This is the third in a series of posts about offsets. The first two, posted last week, are about offsets and a worked example at Aviemore. This week, we’re covering why we use offsets. This post is about the here and now and doesn’t particularly discuss future work that may adjust how the process works, it’s merely an explainer as to why offsets are where we are.
As mentioned before, there are multiple methods in which a real-time train report may arrive into TRUST. On Realtime Trains, you can see the source of any report by rolling your mouse over the time in the realtime column, or tapping it on a mobile device, and it’ll bring up a small tooltip. Reports include manual entry via SDR or TRUST DA or automatically through the industry GPS gateway or using offsets via SMART.

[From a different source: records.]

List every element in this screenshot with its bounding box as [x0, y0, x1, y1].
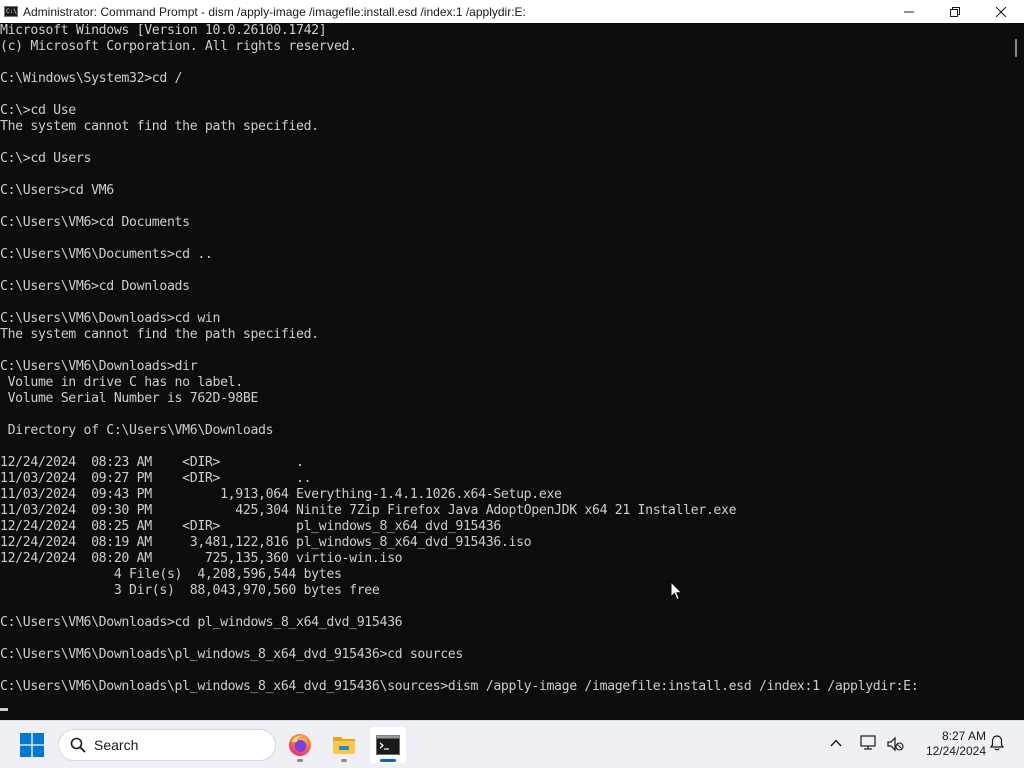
restore-icon	[950, 6, 960, 17]
window-title: Administrator: Command Prompt - dism /ap…	[23, 4, 526, 19]
console-line: 4 File(s) 4,208,596,544 bytes	[0, 567, 342, 582]
console-line: The system cannot find the path specifie…	[0, 327, 319, 342]
maximize-button[interactable]	[932, 0, 978, 23]
taskbar-file-explorer-button[interactable]	[326, 727, 362, 763]
console-line: The system cannot find the path specifie…	[0, 119, 319, 134]
console-line: Directory of C:\Users\VM6\Downloads	[0, 423, 274, 438]
console-line: C:\Users\VM6>cd Downloads	[0, 279, 190, 294]
taskbar-search-box[interactable]: Search	[58, 729, 276, 761]
console-line: C:\Users\VM6\Documents>cd ..	[0, 247, 213, 262]
taskbar-command-prompt-button[interactable]	[370, 727, 406, 763]
close-icon	[996, 6, 1006, 17]
console-line: 12/24/2024 08:25 AM <DIR> pl_windows_8_x…	[0, 519, 501, 534]
console-line: 12/24/2024 08:19 AM 3,481,122,816 pl_win…	[0, 535, 532, 550]
show-hidden-icons-chevron-icon[interactable]	[828, 735, 844, 751]
console-line: C:\Users\VM6>cd Documents	[0, 215, 190, 230]
minimize-button[interactable]	[886, 0, 932, 23]
console-scrollbar[interactable]	[1008, 23, 1024, 720]
text-cursor	[0, 708, 8, 711]
console-line: C:\Users\VM6\Downloads>dir	[0, 359, 198, 374]
running-indicator	[341, 759, 347, 762]
console-line: C:\Users\VM6\Downloads>cd win	[0, 311, 221, 326]
scrollbar-thumb[interactable]	[1015, 39, 1017, 57]
clock-time: 8:27 AM	[941, 729, 986, 743]
console-line: C:\Users>cd VM6	[0, 183, 114, 198]
active-app-indicator	[380, 759, 396, 762]
search-icon	[70, 737, 86, 753]
console-line: C:\Users\VM6\Downloads>cd pl_windows_8_x…	[0, 615, 403, 630]
minimize-icon	[904, 11, 914, 12]
console-output-area[interactable]: Microsoft Windows [Version 10.0.26100.17…	[0, 23, 1008, 720]
network-icon[interactable]	[860, 735, 880, 753]
console-line: Microsoft Windows [Version 10.0.26100.17…	[0, 23, 327, 38]
notification-bell-icon[interactable]	[988, 734, 1006, 752]
console-line: Volume Serial Number is 762D-98BE	[0, 391, 259, 406]
firefox-icon	[289, 734, 311, 756]
taskbar-clock[interactable]: 8:27 AM 12/24/2024	[906, 729, 986, 759]
taskbar: Search 8:27 AM 12/24/2024	[0, 720, 1024, 768]
console-line: C:\Windows\System32>cd /	[0, 71, 183, 86]
console-line: 11/03/2024 09:30 PM 425,304 Ninite 7Zip …	[0, 503, 737, 518]
window-controls	[886, 0, 1024, 23]
file-explorer-icon	[333, 737, 355, 754]
console-line: C:\Users\VM6\Downloads\pl_windows_8_x64_…	[0, 679, 919, 694]
command-prompt-app-icon[interactable]: C:\	[4, 6, 18, 17]
speaker-muted-icon[interactable]	[886, 735, 904, 753]
console-line: Volume in drive C has no label.	[0, 375, 244, 390]
console-text: Microsoft Windows [Version 10.0.26100.17…	[0, 23, 919, 695]
console-line: 12/24/2024 08:20 AM 725,135,360 virtio-w…	[0, 551, 403, 566]
start-button[interactable]	[14, 727, 50, 763]
running-indicator	[297, 759, 303, 762]
title-bar[interactable]: C:\ Administrator: Command Prompt - dism…	[0, 0, 1024, 23]
console-line: C:\>cd Use	[0, 103, 76, 118]
console-line: 11/03/2024 09:43 PM 1,913,064 Everything…	[0, 487, 562, 502]
mouse-pointer-icon	[670, 581, 683, 601]
console-line: 12/24/2024 08:23 AM <DIR> .	[0, 455, 304, 470]
console-line: 3 Dir(s) 88,043,970,560 bytes free	[0, 583, 380, 598]
taskbar-firefox-button[interactable]	[282, 727, 318, 763]
clock-date: 12/24/2024	[925, 744, 986, 758]
command-prompt-icon	[376, 735, 400, 755]
close-button[interactable]	[978, 0, 1024, 23]
console-line: C:\>cd Users	[0, 151, 92, 166]
console-line: 11/03/2024 09:27 PM <DIR> ..	[0, 471, 312, 486]
search-label: Search	[94, 737, 139, 753]
console-line: (c) Microsoft Corporation. All rights re…	[0, 39, 357, 54]
windows-logo-icon	[20, 733, 44, 757]
console-line: C:\Users\VM6\Downloads\pl_windows_8_x64_…	[0, 647, 463, 662]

The first question to be answered is “what constitutes the arrival and departure of a train service on the network?” For passenger services at a station, this is probably the time at which the doors are released and closed at a station platform. For all other services, it’s probably the time at which the wheels stop and start moving. By comparison in the airline industry, this typically is represented by brakes on and off and is reported automatically from the aircraft, where possible, to the airline systems.
In an ideal world, we would have a different set of data points to represent the difference between passenger and operational realtime reporting. In extreme scenarios, the doors may not release on a train service for minutes after arrival at a station which could be the difference between whether a passenger receives delay compensation or not. Delay compensation is currently derived from data sources using offsets and therefore would not permit issues such as this unless there was manual intervention. Back to the airlines, when a flight is considered potentially eligible for EC261/2004 the time at which the first door is opened is also tracked - this is considered the important time for an arrival.
In order to compute the actual doors release and close times of a passenger train, there would realistically need to be a train-borne mechanism to report timings. When offsets were first introduced the concept of internet connectivity onboard was still in its infancy, if even that, and you could still find pay phones on board meaning options were limited. These days, most rolling stock can now report back On Train Monitoring Recorder (OTMR) data in real-time, faults, position, etc, and this data could be fed back into the system to create a passenger centric view when connected together with other sources. That doesn’t always work though and it isn’t installed to all fleets so we have to find another route to fill the gap.
Operational reporting is important for performance and links back into Schedule 8, the mechanism in which operators and Network Rail compensate each other for delay, so having accurate timings is important. If we cannot always rely on train-borne information, and offsets are an old concept, then we must consider elements further down in the chart and the natural answer then becomes signalling.
Signalling equipment is able to provide information about the progress of a train service through an area - and therefore loosely where a train is. Timetabling and reporting is done on a level slightly higher than that in that we time based on locations between signals. Achieving timing data about a location, rather than a signal, could be done by applying an offset value to the time at which a train passes the signal. It’s a simple idea, and doesn’t allow for many additional factors in its current implementation, but is a simple and effective solution to the problem.